The Cardinal Rule by Cate Dermody

I feel a little guilty putting up a review of The Cardinal Rule because it is a Silhouette Bombshell that was published in December of 2005, so it’s not that easy to get a hold of.  I, myself, went through some trouble to collect this and the two sequels, but I’ve read pretty much all of C.E. Murphy’s writing (Cate Dermody is a pseudonym) and she hasn’t let me down yet.

First of all, let me state that I’d forgotten the style of a Bombshell, or this is a non-traditional one.  When I was looking at my available books, I hesitated, then reached past a Suzanne Brockmann because I felt like something just a little lighter.  For those who haven’t read my earlier reviews, Brockmann writes military adventures with a touch of romance.  Little did I remember that Bombshell is along almost the same lines.

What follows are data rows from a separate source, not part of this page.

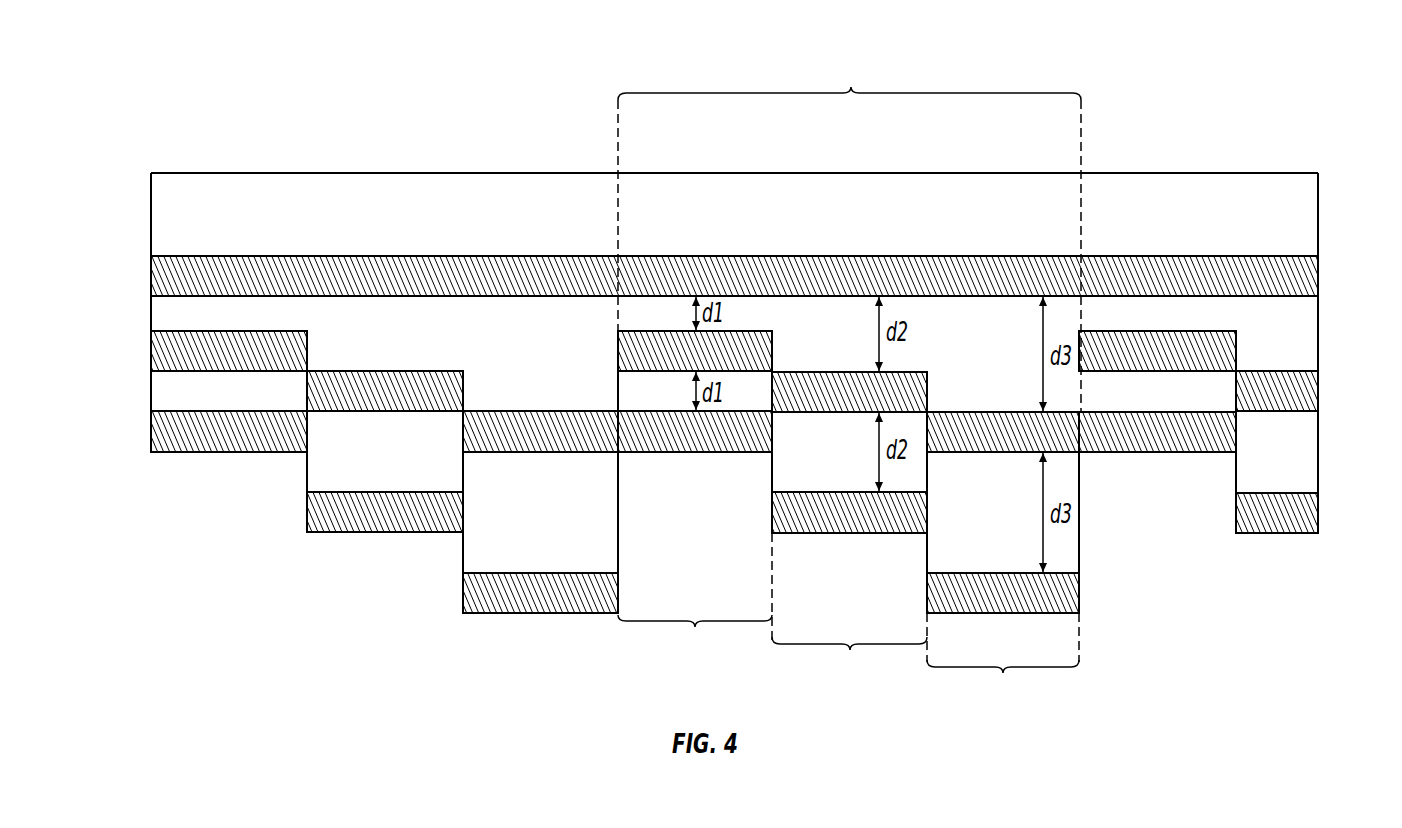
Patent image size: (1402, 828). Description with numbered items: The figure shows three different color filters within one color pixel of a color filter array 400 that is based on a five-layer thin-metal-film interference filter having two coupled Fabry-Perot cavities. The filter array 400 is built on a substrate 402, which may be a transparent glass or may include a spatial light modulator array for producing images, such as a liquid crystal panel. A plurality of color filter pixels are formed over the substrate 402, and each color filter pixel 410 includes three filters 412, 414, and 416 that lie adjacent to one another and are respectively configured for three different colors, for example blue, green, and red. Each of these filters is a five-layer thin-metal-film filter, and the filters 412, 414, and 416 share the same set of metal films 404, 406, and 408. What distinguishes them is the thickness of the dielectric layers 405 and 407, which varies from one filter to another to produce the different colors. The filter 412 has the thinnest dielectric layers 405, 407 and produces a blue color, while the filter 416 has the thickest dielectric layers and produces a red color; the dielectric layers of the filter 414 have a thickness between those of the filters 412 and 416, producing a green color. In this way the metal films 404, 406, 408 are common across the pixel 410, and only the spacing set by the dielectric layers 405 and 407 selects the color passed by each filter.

The color filter array 400 is at (258, 75).
The substrate 402 is at (1320, 190).
The metal film 404 is at (1320, 262).
The dielectric layer 405 is at (150, 304).
The metal film 406 is at (777, 337).
The dielectric layer 407 is at (150, 380).
The metal film 408 is at (633, 454).
The color filter pixel 410 is at (849, 234).
The filter 412 is at (695, 654).
The filter 414 is at (849, 624).
The filter 416 is at (1003, 675).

The Cardinal Rule is a spy thriller with a character who stands exactly opposite the lead of Urban Shaman, showing C.E. Murphy’s range.  Alisha is a CIA agent with relationship issues and a weakness in that she refuses to compartmentalize her emotions, but ultimately she’s a master at her job.  On the page, she manages feats of both sneakiness and sheer athleticism that are stunning and amazing.  She carries them off with the use of Bond-style accessories and a lifetime of practicing yoga.  The description is clean and plausible, for all that I would certainly be unable to duplicate a fraction of what Alisha manages.

The novel, clearly the beginning of a tied series rather than one that stands on its own, introduces a mix of people with unclear goals and loyalties all dancing around a conspiracy more tangled than Alisha can grasp.  While Murphy doesn’t leave you hanging– The Cardinal Rule ends with a solid resolution to the main plot–Alisha is left without the answers she desperately needs to determine just who has been playing her and which of her associates are on the level.

Adventure, action, cool gadgets, and a complex, layered plot make me hope Murphy and/or Silhouette chooses to bring these novels back into the light (as eBooks perhaps?) so others can enjoy Alisha’s quandaries as much as I have.